FRANKFURT, Germany — European Central Bank President Mario Draghi said it was far too soon to talk about an exit from its massive emergency loans to banks, saying that any such move would be premature while the 17-country eurozone was struggling with slack economic conditions and record high levels of unemployment.
Draghi, speaking after the ECB left its key interest rate unchanged at the record low of 1 percent, said the bank was still sizing up the "powerful and complex" effects of the €1 trillion ($1.3 trillion) in loans it handed out in two batches to banks on Dec. 21 and Feb. 29.
But he said it was clear that "given the present conditions of output and unemployment, which is at an historical high, any exit strategy talk is premature."
He went on to say that the recent dip in bond market confidence — and the higher costs of borrowing that heavily indebted Italy and Spain have to pay to raise money— were signs that global investors were pushing for faster reforms by governments, both in cutting their deficits and clearing away barriers to competition.
"I would read the recent developments not so much as an example of market fragility, but as an example that markets are expecting reforms. What markets are saying is, the markets are asking these governments to deliver, basically. And so its fiscal consolidation, it's structural reforms, I don't want to specifically address Spain only."
Draghi said it was not a sign of market unease "but rather market attention upon fundamentals."
The bank is regarded as in a holding pattern since cutting rates in November and December 2011 and making the cheap three-year loans available to hundreds of banks. The loans eased a credit crunch crippling the eurozone at the end of last year and steadied the region's banking system. But top ECB officials have said they don't expect the money to immediately lead to credit expansion in a slack economy. Banks are hesitant to lend and businesses are seeing little reason to borrow in an uncertain environment.
Draghi called the loans — longer-term refinancing operations, or LTROs — "complex and powerful measure which have affected all the funding channels, all the items of the balance sheets of banks in a variety of ways. We have to look at exactly what is happening here."
His statement seemed to put a lid on recent remarks by other top ECB officials — including Draghi himself — that the bank could quickly drain the money it had poured into the banking system before the excess cash has a chance to push up inflation.
Jens Weidmann, the head of Germany's Bundesbank, has stressed the risks of the loans — longer-term refinancing operations, or LTROs — and said the bank needs to discuss how to exit the emergency support measure. Weidmann, who joined the unanimous ECB council in supporting the loans, has also remarked that the LTROs risk propping up unsustainable banking practices and weakening government resolve to reform.

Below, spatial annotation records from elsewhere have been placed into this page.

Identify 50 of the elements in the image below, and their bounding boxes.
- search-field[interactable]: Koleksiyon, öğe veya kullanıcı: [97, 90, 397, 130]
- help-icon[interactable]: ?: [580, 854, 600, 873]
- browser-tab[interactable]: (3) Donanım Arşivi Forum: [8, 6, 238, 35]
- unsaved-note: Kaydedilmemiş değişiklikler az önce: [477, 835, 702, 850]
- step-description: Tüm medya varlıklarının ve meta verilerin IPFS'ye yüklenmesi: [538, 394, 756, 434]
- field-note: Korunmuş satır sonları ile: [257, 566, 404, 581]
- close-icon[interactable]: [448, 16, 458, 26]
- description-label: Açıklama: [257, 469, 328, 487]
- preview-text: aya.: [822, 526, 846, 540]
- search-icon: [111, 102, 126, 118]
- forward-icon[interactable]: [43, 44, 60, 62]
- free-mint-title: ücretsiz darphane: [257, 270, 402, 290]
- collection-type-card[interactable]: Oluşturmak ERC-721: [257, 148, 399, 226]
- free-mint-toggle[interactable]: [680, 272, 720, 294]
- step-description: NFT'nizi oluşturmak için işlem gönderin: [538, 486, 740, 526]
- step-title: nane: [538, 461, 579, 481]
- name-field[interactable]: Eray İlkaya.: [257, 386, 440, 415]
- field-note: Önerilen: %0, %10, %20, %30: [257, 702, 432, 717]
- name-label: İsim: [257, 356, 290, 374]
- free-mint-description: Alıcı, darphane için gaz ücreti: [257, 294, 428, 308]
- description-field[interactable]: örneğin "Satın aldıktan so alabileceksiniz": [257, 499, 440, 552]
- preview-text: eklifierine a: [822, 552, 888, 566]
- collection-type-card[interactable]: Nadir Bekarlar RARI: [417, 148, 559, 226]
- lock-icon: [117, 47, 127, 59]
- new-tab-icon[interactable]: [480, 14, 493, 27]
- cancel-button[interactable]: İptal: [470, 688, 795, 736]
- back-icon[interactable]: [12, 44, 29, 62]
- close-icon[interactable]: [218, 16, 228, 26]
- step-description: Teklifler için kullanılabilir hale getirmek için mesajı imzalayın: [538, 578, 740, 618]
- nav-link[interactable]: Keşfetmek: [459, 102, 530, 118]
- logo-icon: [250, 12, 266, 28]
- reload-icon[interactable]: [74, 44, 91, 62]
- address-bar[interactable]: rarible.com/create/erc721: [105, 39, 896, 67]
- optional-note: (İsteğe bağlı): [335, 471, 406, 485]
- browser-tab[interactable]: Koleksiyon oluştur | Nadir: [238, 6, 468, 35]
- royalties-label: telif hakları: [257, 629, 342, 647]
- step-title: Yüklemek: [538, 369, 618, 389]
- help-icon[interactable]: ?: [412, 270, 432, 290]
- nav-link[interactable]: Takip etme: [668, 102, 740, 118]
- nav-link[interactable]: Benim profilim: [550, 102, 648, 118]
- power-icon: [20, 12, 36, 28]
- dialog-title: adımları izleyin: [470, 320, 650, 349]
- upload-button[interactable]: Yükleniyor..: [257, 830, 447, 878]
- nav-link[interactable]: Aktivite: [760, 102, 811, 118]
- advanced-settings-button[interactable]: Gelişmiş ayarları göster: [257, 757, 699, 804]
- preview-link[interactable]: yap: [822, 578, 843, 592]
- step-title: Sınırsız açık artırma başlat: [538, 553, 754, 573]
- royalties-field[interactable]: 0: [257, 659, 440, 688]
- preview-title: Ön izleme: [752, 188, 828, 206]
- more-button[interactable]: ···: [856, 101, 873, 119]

Draghi repeated his earlier economic outlook, saying that the bank expects a gradual recovery this year in the eurozone from low levels of economic activity, but that there are still risks for a turn for the worse.
The eurozone economy shrank 0.3 percent in the fourth quarter and indicators for future growth indicators remain weak, raising the likelihood that the economy shrank again in the just-finished first quarter. Two quarters of falling output are a technical definition of recession.
Unemployment is at a record 10.8 percent for the 17 countries that use the euro, while youth unemployment has reached unprecedented freakish levels of 50 percent in Spain and Greece.
The bank is unlikely to cut rates unless there's a significant turn for the worse. In part, that's because annual inflation of 2.6 percent remains stubbornly above its goal of just under 2 percent. The bank blames higher oil prices, not inflationary pressures from the economy.
Government officials in indebted countries are concerned that slashing budgets and raising taxes to reduce debt and satisfy bond investors may hurt growth in the coming months as well. That would make it harder for indebted countries to dig out of the debt woes that have pushed Greece, Ireland and Portugal to take international bailout loans and raised concerns about Italy and Spain's ability to borrow affordably to maintain their own debt burdens.
Spain had a disappointing bond auction Wednesday, selling only €2.6 billion, at the very low end of the target range of €2.5-€3.5 billion.